Here are a few reasons why processed foods may be bad for you:
- High in added sugars and unhealthy fats: Many processed foods are high in added sugars and unhealthy fats, such as saturated and trans fats, which can contribute to weight gain, heart disease, and other health problems.
- Low in nutrients: Many processed foods are low in essential nutrients, such as fiber, vitamins, and minerals. Instead, they are often high in empty calories that provide little nutritional value.
- High in sodium: Many processed foods are also high in sodium, which can contribute to high blood pressure and an increased risk of heart disease.
- Can be addictive: Some processed foods contain ingredients, such as sugar and salt, that can be addictive, leading to overconsumption and weight gain.
- May contain harmful additives: Processed foods may also contain additives, such as artificial colors, flavors, and preservatives, which can harm your health.
It's important to note that not all processed foods are bad for you, and some can be part of a healthy diet. However, it's essential to be mindful of the types of processed foods you consume and try to limit your intake of those high in added sugars, unhealthy fats, and sodium, and low in nutrients. Instead, aim to include a variety of whole, unprocessed foods in your diet for optimal health.
What happens when you stop eating processed foods?
Switching from a diet high in processed foods to one made up of whole, unprocessed foods can have several benefits for your health. Here are a few potential effects of stopping the consumption of processed foods:
- Weight loss: If you consume many processed foods, cutting them out of your diet may lead to weight loss. Many processed foods are high in calories, added sugars, and unhealthy fats, which can contribute to weight gain. Consuming more unprocessed options may help you shed excess pounds.
- Improved blood pressure and cholesterol levels: Processed foods are often high in sodium, which can contribute to high blood pressure. Cutting these foods out of your diet may help lower your blood pressure. In addition, replacing processed foods with whole foods may help improve your cholesterol levels.

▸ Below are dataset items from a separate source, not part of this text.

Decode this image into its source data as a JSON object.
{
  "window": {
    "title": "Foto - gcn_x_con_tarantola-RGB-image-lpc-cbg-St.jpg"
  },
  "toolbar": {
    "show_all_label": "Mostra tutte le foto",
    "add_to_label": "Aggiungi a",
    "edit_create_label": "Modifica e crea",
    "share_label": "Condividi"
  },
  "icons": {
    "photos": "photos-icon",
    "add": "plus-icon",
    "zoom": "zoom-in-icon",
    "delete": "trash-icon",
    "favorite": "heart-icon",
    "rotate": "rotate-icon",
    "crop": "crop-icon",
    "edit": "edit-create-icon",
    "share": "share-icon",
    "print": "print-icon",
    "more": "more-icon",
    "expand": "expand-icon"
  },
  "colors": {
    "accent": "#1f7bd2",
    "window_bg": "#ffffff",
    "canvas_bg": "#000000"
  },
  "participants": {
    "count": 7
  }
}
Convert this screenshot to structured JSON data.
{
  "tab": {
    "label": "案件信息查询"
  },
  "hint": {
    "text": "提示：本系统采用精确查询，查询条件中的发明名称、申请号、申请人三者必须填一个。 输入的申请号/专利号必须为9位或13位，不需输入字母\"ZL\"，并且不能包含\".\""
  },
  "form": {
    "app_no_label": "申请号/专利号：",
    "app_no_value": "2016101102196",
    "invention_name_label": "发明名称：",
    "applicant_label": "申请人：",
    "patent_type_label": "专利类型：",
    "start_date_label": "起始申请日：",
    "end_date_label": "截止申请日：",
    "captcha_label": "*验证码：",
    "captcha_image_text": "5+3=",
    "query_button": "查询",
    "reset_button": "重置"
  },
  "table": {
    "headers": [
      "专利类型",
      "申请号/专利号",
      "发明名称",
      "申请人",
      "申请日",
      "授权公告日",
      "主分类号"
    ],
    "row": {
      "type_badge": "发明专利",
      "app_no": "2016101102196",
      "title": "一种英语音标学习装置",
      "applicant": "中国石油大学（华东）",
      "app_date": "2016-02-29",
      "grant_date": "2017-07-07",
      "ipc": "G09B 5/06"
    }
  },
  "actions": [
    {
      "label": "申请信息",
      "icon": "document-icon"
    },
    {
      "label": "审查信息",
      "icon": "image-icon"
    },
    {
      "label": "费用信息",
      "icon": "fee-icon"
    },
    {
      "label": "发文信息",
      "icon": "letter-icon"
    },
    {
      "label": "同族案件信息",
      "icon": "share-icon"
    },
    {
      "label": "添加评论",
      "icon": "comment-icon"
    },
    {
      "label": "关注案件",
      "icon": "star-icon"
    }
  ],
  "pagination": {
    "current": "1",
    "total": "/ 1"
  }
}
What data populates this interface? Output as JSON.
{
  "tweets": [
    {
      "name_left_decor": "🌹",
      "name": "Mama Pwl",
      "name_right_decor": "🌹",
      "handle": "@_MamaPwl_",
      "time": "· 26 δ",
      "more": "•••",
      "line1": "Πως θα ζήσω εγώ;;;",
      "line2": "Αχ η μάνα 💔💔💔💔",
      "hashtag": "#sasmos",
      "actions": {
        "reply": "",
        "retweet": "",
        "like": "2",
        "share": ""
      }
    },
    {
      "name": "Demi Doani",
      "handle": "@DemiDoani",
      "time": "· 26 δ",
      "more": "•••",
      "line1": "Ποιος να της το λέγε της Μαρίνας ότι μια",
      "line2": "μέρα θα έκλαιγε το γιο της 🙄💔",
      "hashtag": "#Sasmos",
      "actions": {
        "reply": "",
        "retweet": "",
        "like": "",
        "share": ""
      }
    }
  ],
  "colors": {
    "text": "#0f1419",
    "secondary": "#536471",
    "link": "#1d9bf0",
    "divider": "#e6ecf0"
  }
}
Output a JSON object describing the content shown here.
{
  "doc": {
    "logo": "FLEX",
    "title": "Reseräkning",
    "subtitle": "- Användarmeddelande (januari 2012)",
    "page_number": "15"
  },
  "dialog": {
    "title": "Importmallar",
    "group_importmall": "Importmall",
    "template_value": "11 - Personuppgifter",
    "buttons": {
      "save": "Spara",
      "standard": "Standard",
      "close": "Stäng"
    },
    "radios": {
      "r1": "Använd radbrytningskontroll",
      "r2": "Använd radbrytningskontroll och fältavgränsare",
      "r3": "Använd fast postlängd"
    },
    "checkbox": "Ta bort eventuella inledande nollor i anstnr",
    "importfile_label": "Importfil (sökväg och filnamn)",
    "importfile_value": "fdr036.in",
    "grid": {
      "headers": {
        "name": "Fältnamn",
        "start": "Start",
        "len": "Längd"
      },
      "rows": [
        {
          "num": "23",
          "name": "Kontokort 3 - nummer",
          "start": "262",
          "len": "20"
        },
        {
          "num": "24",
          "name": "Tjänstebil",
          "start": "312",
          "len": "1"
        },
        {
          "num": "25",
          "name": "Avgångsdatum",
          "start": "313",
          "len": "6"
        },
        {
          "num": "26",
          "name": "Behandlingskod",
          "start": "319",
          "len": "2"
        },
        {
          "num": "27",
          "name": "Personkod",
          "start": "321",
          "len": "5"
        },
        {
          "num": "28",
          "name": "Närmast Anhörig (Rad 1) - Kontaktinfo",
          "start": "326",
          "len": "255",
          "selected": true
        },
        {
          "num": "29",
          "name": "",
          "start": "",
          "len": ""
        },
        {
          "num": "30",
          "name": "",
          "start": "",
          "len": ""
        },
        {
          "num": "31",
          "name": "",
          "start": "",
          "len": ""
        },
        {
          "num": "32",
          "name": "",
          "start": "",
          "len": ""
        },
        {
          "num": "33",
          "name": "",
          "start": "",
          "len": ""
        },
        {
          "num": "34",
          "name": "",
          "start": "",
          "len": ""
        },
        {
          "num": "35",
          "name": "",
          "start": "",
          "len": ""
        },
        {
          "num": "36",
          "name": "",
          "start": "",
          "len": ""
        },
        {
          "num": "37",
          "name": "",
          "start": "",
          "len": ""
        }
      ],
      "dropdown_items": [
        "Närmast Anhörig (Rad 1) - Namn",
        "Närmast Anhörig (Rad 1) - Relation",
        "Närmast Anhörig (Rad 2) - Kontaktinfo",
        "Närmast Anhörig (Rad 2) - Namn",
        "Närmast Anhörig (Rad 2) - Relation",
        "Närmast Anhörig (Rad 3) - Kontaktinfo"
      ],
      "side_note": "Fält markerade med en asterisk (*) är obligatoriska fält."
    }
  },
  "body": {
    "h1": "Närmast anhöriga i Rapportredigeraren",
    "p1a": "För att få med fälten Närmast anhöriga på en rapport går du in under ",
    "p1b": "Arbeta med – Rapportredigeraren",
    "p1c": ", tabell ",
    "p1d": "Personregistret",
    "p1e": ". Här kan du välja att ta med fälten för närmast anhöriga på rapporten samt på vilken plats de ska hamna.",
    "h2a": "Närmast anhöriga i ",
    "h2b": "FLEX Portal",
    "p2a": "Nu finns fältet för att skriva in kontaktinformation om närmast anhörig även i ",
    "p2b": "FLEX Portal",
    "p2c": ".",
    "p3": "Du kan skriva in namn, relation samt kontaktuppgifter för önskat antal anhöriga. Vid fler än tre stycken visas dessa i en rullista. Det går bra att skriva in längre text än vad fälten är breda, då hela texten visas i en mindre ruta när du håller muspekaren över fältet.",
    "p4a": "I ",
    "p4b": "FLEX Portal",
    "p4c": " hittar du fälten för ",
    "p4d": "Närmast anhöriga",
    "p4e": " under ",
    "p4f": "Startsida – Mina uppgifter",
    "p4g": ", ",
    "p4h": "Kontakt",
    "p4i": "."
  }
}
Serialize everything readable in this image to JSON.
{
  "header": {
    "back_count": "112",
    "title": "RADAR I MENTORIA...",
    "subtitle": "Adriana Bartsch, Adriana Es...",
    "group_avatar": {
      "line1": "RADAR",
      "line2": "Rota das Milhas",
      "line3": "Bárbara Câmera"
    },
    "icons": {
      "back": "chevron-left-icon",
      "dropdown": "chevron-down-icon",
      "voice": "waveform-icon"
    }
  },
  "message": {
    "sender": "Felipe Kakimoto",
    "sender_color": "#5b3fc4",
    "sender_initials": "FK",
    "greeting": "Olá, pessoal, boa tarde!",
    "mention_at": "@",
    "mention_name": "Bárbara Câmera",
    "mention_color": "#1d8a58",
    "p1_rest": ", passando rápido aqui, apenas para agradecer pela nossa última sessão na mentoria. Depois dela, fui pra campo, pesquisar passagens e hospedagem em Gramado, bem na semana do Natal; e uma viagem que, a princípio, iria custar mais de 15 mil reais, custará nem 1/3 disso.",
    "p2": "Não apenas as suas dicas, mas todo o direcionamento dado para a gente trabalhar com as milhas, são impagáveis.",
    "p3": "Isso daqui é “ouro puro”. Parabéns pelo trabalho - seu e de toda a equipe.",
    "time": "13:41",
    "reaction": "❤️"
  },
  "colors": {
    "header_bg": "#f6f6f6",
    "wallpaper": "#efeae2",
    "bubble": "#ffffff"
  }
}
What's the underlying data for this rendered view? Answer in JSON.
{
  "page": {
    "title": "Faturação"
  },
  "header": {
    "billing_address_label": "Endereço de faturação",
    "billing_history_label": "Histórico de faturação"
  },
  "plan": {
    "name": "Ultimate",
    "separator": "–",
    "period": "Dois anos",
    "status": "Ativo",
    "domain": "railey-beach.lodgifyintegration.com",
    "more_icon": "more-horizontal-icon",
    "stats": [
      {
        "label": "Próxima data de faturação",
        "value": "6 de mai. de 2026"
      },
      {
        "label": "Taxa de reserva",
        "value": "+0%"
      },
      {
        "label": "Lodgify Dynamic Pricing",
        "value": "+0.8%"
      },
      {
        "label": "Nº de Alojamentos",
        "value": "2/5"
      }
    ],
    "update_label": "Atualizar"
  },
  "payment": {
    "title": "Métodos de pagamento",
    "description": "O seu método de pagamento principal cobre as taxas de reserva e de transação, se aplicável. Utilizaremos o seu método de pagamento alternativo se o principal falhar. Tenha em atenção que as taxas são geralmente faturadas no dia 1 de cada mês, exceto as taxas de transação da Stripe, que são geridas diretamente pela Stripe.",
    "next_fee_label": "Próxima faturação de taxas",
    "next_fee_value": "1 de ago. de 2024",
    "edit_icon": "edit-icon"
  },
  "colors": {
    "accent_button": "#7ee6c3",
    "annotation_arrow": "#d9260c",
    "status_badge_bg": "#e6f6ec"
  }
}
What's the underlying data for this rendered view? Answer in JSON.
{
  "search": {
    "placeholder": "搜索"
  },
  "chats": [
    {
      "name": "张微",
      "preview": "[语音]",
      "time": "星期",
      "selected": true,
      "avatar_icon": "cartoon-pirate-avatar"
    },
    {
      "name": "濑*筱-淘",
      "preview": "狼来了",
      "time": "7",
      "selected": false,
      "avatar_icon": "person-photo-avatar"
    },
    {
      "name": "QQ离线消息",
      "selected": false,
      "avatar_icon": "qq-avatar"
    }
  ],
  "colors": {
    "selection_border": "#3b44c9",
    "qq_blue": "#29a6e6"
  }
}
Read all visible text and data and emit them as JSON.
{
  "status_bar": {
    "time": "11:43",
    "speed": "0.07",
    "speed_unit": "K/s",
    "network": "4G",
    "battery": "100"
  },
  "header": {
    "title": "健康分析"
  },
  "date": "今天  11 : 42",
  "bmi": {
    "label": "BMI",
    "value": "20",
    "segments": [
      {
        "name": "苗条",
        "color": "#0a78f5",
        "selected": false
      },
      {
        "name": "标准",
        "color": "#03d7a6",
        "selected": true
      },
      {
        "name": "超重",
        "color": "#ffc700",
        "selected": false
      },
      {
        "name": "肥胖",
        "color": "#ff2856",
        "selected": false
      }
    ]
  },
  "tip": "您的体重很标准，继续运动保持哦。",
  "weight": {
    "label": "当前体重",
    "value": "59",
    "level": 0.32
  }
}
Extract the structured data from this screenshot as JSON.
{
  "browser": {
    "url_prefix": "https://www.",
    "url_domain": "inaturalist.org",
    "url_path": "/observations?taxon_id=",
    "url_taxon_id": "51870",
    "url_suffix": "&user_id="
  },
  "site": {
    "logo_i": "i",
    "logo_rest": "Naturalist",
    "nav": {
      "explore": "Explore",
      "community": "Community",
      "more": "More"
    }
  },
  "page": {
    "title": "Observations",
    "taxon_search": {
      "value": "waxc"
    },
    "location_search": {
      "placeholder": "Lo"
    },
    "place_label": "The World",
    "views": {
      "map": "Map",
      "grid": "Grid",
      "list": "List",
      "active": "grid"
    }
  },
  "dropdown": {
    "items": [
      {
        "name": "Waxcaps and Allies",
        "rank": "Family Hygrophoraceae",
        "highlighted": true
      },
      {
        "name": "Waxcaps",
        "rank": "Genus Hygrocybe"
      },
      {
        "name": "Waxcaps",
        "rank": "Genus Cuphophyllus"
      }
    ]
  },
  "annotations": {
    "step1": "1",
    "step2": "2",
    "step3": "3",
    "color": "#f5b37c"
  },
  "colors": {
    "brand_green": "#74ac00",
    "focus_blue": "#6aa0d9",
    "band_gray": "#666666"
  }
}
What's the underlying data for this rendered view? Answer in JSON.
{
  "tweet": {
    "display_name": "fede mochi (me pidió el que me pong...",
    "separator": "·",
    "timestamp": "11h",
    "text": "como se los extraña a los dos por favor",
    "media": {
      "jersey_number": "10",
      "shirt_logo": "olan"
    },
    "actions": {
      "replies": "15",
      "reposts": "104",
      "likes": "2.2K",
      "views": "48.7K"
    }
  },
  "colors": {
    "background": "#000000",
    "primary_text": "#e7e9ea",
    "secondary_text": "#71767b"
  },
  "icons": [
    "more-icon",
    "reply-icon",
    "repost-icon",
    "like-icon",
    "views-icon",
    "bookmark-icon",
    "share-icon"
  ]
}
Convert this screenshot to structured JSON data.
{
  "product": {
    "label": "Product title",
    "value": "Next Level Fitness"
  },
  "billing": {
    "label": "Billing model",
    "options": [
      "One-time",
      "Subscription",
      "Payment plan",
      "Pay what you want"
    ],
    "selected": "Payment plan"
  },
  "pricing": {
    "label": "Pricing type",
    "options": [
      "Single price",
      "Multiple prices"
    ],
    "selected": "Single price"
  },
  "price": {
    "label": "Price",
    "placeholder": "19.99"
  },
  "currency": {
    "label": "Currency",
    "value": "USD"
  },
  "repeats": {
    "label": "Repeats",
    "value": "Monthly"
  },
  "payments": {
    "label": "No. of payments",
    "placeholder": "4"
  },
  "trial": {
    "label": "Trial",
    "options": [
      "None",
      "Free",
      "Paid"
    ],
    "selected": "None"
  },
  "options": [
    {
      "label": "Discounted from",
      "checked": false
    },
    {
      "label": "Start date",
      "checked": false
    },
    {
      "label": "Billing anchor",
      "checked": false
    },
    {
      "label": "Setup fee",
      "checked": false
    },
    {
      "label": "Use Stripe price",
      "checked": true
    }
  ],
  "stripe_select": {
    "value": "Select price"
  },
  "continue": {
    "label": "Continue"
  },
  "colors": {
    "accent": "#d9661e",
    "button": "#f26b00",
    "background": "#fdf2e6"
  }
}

- Increased intake of nutrients: Whole, unprocessed foods are typically rich in nutrients, such as fiber, vitamins, and minerals, which can be lacking in processed foods. Incorporating more unprocessed foods into your diet may help improve your overall nutrient intake.
- Improved digestion: Whole, unprocessed foods are often high in fiber, which can help improve digestion and prevent constipation.
- Reduced risk of chronic diseases: Eating a diet high in processed foods has been linked to an increased risk of chronic diseases, such as heart disease, type 2 diabetes, and certain types of cancer. Eating more unprocessed options may help reduce your risk of these diseases.
It's important to note that switching to a diet mainly of whole and unprocessed foods may require some planning and preparation. However, the potential benefits to your health make it well worth the effort. If you are considering making this type of change to your diet, please speak with a healthcare provider or a registered dietitian for personalized advice.